Dieser gesellschaftliche Erfolg der Juden führte jedoch schon bald zu einer breiten Gegenbewegung in den deutschen Landen, die später unter dem Namen „Hep-Hep-Krawalle” bekannt geworden ist und im Gegensatz zu Mecklenburg andernorts durchaus Opfer unter den Juden forderte. Diese Gegenbewegung war in Mecklenburg aber schon 1817 erfolgreich gewesen, als die errungenen Rechte der dortigen Juden schon im diesem Jahr kassiert worden waren.

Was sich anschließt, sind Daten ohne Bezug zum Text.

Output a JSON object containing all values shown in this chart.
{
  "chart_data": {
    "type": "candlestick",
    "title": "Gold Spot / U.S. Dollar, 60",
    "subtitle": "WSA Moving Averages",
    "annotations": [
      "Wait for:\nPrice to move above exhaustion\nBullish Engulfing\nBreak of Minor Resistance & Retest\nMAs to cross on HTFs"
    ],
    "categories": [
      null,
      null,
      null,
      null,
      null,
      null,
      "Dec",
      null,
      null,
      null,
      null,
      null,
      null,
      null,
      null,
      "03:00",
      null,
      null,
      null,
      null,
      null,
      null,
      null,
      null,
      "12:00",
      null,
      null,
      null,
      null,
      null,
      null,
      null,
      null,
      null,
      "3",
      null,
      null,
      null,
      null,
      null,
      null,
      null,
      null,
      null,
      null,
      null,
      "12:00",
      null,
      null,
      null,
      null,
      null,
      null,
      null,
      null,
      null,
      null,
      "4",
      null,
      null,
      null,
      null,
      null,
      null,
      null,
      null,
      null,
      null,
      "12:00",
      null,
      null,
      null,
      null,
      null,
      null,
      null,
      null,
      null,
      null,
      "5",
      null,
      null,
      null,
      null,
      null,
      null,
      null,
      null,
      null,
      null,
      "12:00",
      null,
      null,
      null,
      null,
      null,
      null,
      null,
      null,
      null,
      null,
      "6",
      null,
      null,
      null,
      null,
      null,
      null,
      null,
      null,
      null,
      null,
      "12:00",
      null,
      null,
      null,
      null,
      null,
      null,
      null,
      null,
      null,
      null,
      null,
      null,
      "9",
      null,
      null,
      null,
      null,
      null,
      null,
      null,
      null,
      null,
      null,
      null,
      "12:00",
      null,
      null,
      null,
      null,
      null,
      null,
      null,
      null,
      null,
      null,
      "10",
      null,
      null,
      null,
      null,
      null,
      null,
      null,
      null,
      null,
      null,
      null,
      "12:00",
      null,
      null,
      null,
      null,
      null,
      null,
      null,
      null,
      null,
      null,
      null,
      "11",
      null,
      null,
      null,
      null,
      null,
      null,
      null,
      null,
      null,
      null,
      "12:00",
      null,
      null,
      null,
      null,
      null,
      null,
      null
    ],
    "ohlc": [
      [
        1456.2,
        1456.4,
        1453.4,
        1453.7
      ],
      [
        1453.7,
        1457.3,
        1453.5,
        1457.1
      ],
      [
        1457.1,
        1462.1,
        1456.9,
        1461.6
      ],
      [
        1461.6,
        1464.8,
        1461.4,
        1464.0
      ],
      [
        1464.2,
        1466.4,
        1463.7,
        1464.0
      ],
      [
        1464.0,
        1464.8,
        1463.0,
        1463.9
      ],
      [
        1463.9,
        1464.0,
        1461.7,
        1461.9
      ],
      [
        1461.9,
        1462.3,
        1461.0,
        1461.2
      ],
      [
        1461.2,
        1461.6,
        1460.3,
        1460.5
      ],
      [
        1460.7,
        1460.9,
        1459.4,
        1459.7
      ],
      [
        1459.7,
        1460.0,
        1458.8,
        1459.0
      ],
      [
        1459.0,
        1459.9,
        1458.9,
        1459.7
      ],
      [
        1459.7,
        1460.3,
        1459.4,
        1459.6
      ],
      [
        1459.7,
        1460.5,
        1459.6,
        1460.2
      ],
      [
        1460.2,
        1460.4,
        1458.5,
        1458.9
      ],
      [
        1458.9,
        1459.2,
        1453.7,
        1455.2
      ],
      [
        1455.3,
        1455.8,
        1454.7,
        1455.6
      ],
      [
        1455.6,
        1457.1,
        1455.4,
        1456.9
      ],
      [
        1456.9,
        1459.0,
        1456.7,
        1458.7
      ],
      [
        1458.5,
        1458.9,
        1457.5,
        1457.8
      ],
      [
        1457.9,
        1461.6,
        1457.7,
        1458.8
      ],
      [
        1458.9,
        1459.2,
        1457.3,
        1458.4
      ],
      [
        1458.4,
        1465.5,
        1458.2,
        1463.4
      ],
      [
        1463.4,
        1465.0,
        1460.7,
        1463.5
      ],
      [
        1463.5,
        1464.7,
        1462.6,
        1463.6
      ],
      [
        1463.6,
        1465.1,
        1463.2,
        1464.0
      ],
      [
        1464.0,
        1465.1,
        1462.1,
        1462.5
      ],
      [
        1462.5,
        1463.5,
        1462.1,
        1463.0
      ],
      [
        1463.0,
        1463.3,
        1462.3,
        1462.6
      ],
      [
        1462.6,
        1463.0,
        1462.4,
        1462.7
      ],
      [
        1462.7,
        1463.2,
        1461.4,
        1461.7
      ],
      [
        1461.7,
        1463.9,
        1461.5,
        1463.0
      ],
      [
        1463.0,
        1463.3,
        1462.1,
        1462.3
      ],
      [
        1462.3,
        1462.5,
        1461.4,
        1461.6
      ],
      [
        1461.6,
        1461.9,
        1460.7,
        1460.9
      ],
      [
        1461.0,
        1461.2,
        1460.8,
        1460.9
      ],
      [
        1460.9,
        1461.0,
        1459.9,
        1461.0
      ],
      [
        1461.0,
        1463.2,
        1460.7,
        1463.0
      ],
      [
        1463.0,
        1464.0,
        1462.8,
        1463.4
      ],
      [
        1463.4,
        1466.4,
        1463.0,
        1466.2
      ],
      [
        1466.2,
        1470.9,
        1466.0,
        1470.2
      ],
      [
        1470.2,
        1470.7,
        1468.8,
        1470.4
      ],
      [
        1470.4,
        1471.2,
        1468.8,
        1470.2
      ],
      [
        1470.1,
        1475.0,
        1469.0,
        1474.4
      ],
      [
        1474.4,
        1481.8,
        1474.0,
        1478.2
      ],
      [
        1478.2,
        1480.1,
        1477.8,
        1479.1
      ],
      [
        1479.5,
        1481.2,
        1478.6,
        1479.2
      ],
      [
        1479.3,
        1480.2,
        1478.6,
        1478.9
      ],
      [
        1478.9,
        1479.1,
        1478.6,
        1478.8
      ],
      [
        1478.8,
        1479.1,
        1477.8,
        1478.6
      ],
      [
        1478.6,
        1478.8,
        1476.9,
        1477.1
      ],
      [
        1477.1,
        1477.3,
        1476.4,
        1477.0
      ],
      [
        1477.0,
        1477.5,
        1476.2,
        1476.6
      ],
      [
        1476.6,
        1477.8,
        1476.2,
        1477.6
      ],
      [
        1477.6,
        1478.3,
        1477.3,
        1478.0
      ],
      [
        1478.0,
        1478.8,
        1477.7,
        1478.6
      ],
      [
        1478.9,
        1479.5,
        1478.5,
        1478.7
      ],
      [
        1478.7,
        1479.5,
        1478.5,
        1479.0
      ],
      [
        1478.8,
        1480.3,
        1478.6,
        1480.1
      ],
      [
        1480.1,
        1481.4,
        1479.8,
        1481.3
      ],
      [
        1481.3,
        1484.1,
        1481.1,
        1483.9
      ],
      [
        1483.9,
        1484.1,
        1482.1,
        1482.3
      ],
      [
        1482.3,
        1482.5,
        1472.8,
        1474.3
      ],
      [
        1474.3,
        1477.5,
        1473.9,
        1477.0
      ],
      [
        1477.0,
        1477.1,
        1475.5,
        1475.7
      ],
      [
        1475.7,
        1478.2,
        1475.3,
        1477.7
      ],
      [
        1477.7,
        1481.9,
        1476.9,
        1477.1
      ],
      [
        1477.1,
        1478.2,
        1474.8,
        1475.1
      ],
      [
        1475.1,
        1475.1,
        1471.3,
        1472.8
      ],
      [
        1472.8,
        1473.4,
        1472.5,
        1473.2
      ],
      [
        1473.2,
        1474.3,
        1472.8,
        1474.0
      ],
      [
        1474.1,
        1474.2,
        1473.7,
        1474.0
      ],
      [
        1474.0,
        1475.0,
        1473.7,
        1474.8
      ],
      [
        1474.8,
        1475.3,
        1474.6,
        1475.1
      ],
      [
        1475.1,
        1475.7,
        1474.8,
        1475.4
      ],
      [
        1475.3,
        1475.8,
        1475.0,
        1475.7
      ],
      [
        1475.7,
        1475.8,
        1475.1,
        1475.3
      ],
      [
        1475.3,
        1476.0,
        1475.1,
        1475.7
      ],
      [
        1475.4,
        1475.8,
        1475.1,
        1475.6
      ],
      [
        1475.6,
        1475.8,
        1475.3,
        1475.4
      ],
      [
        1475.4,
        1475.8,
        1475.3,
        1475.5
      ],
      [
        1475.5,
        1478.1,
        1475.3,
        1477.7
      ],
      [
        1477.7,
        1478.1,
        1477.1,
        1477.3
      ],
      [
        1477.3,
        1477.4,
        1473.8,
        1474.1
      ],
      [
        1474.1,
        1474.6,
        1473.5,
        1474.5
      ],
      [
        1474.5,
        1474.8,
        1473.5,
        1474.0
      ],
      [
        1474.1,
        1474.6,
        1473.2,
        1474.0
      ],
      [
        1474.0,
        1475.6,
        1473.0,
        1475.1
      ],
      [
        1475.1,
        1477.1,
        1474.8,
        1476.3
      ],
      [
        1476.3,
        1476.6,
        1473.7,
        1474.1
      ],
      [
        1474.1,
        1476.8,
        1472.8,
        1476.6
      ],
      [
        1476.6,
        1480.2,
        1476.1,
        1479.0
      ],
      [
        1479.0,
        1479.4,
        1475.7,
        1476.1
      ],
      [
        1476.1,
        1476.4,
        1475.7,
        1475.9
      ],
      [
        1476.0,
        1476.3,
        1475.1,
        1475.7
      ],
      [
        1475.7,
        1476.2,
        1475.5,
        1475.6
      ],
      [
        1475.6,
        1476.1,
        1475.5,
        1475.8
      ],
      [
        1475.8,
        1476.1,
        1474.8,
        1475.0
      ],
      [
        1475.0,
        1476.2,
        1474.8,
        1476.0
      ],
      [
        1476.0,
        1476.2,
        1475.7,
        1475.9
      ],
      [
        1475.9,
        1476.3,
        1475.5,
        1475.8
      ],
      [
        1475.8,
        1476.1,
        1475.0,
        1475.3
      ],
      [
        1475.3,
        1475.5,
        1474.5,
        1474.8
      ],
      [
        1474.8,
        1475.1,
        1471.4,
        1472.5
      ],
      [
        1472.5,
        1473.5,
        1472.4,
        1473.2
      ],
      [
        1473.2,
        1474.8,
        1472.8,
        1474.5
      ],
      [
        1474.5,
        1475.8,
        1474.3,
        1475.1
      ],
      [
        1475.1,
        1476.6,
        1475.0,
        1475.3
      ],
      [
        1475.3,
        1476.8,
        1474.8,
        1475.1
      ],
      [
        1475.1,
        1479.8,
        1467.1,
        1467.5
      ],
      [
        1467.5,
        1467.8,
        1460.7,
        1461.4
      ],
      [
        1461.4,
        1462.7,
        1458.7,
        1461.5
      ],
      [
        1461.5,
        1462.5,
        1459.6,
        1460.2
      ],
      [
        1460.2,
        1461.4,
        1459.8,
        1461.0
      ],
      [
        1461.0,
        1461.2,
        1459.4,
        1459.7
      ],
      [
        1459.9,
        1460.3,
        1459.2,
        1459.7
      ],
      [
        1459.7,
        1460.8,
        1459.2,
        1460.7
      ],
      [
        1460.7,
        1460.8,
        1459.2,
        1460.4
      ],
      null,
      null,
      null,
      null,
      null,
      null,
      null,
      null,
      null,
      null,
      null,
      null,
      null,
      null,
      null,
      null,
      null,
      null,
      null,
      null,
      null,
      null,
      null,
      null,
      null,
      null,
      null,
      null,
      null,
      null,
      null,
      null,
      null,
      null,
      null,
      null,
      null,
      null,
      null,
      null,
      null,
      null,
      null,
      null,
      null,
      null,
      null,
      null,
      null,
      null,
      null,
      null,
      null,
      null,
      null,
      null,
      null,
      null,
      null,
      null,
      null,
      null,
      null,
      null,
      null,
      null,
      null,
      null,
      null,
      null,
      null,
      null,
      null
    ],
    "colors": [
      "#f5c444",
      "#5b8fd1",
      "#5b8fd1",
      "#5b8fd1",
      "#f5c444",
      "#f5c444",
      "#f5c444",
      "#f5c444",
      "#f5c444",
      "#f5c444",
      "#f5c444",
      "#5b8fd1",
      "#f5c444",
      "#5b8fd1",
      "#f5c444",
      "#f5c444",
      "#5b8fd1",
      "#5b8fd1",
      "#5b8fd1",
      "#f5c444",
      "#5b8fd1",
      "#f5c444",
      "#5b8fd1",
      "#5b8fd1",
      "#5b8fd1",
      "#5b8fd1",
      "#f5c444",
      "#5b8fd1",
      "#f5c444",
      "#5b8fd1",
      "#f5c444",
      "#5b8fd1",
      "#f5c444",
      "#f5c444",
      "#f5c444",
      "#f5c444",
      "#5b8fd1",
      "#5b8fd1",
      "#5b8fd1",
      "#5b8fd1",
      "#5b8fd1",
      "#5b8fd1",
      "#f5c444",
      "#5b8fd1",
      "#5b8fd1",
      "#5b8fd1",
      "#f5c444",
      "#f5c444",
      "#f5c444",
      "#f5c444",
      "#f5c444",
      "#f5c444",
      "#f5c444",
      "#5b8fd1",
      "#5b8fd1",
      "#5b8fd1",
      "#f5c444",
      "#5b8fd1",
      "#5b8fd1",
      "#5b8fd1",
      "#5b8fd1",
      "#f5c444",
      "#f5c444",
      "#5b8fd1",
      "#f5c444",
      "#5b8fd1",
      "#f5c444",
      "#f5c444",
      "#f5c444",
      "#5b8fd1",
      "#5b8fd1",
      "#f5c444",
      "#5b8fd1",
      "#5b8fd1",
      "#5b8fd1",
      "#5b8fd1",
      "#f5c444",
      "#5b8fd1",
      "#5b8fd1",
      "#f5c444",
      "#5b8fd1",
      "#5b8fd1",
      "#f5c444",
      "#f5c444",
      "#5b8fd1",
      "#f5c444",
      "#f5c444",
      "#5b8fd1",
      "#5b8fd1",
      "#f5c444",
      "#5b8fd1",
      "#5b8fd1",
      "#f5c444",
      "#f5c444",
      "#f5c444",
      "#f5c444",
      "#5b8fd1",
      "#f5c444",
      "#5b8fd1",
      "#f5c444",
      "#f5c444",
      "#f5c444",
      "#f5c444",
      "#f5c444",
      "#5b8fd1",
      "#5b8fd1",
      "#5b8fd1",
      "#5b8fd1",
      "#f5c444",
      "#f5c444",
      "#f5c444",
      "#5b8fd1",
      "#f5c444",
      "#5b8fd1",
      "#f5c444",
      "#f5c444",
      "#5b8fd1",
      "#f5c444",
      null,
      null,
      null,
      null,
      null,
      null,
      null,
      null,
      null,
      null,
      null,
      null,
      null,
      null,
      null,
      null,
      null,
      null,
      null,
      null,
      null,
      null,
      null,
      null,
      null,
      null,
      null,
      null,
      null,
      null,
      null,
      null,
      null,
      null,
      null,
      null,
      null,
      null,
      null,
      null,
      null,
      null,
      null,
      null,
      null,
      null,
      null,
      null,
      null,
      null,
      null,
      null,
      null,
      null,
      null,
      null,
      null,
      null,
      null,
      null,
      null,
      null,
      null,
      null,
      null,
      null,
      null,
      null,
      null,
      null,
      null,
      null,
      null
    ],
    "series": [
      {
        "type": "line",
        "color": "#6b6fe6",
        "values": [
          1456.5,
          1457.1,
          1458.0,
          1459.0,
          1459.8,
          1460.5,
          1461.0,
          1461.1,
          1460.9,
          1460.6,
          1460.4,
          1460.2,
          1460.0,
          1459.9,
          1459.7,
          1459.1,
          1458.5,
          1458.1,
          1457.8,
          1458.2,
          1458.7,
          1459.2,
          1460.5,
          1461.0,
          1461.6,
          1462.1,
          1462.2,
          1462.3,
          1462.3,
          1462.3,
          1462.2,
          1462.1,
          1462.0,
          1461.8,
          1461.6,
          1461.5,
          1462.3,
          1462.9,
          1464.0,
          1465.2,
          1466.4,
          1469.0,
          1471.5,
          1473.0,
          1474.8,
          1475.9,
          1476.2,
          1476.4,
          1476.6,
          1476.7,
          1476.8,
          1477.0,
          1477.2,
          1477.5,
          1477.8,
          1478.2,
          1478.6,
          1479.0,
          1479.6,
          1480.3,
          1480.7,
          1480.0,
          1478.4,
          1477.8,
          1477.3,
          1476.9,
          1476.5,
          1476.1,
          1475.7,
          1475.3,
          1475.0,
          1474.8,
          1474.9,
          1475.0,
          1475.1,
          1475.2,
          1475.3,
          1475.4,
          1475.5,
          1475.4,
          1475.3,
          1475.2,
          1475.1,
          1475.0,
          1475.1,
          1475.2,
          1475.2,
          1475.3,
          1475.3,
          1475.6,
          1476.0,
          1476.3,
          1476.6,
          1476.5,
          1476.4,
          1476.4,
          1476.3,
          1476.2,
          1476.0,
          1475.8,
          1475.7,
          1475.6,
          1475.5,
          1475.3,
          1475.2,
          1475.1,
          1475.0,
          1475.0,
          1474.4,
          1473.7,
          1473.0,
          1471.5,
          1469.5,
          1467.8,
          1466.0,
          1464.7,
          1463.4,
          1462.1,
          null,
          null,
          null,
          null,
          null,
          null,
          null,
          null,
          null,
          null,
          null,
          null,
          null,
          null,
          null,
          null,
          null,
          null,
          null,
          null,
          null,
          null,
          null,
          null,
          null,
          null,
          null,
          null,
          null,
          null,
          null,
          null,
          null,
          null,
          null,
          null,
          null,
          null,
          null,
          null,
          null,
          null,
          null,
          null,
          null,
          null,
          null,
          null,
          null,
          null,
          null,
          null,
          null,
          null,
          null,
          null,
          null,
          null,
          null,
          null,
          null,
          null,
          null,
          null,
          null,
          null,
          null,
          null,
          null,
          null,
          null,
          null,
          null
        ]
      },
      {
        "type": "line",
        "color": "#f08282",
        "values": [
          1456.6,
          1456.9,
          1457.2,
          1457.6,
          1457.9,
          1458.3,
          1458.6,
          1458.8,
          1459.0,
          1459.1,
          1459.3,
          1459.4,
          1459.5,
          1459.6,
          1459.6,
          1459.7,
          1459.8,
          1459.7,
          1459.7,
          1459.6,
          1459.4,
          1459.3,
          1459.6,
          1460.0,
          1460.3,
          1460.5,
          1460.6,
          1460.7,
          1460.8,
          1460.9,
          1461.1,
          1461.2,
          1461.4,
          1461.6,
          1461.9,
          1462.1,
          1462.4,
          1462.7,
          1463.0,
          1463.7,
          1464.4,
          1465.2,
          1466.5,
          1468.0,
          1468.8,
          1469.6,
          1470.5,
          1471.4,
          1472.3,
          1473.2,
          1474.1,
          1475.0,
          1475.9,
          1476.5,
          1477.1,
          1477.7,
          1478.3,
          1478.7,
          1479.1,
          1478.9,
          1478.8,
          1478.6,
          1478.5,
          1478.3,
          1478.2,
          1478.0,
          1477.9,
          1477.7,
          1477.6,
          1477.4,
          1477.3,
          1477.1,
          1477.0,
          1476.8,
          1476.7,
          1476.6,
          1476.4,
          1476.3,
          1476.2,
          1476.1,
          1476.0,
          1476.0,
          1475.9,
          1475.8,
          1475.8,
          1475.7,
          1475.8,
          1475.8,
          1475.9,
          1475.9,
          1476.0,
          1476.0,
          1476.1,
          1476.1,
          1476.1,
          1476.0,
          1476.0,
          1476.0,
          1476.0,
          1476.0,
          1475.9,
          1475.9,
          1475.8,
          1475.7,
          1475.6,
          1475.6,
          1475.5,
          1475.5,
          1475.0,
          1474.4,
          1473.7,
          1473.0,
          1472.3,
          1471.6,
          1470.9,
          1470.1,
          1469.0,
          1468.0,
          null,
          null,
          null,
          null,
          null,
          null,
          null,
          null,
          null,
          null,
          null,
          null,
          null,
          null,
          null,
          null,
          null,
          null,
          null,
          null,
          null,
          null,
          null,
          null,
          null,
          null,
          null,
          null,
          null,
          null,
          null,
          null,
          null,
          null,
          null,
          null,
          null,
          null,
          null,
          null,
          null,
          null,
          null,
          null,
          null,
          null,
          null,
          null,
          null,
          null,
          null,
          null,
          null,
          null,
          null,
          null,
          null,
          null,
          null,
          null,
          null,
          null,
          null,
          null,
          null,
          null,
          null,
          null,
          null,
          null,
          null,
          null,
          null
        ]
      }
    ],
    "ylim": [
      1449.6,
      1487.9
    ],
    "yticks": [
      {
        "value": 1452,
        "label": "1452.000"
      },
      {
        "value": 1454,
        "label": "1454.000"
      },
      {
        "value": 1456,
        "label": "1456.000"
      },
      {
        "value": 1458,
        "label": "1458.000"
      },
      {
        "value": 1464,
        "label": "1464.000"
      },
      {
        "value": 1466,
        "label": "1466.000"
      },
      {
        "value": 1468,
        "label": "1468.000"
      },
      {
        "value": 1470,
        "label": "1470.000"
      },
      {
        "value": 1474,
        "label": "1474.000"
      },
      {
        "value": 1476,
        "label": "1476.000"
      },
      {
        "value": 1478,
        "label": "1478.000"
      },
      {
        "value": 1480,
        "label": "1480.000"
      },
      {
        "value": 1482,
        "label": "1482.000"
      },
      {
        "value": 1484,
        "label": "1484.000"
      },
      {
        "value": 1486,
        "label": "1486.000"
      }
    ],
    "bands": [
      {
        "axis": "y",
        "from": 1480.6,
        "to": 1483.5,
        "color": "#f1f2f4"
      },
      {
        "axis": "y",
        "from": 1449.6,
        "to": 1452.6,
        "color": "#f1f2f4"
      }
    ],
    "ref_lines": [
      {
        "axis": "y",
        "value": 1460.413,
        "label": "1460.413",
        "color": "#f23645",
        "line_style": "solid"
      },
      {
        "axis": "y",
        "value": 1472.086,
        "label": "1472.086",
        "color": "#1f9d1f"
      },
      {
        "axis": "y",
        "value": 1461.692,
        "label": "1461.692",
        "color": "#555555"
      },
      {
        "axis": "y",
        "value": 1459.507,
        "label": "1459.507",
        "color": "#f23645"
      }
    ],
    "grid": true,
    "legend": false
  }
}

Die rechtliche Lage der Juden verbesserte sich in den späteren Jahrzehnten dennoch unmerklich. So wurde 1847 das Schutzgeld für Juden abgeschafft und ihnen später auch der Erwerb zumindest städtischer Hausgrundstücke erlaubt. Doch erst mit der Schaffung des Norddeutschen Bundes im Jahre 1867 und schließlich mit dem Gesetz Wilhelms von Preußen vom 3. Juli 1869 wurden ihnen die vollen staatsbürgerlichen Rechte und Pflichten zugestanden, womit sie nun erstmals zu vollwertigen Reichsbürgern aufstiegen. Auch wenn nun eine Zeit der Blüte für die Mecklenburger Juden anbrach, läutete wohl gerade das doch das Ende vieler Mecklenburger Gemeinden ein. Die neue Freiheit nutzend, verließen viele Nachkommen der alteingesessenen Juden wegen besserer Entwicklungschancen in der Folgezeit Mecklenburg in Richtung der Großstädte oder wanderten sogar nach Übersee aus. Nicht wenige ließen sich taufen, um sich vollends zu assimilieren und auch um als deutsche Staatsbürger anerkannt zu werden. Zahlreiche jüdische Gemeinden in Mecklenburg mussten so aufgrund der schwindenden Mitgliederzahlen gegen Ende des 18. und Anfang des 19. Jahrhunderts aufgelöst oder größeren Gemeinden in anderen Städten angeschlossen werden.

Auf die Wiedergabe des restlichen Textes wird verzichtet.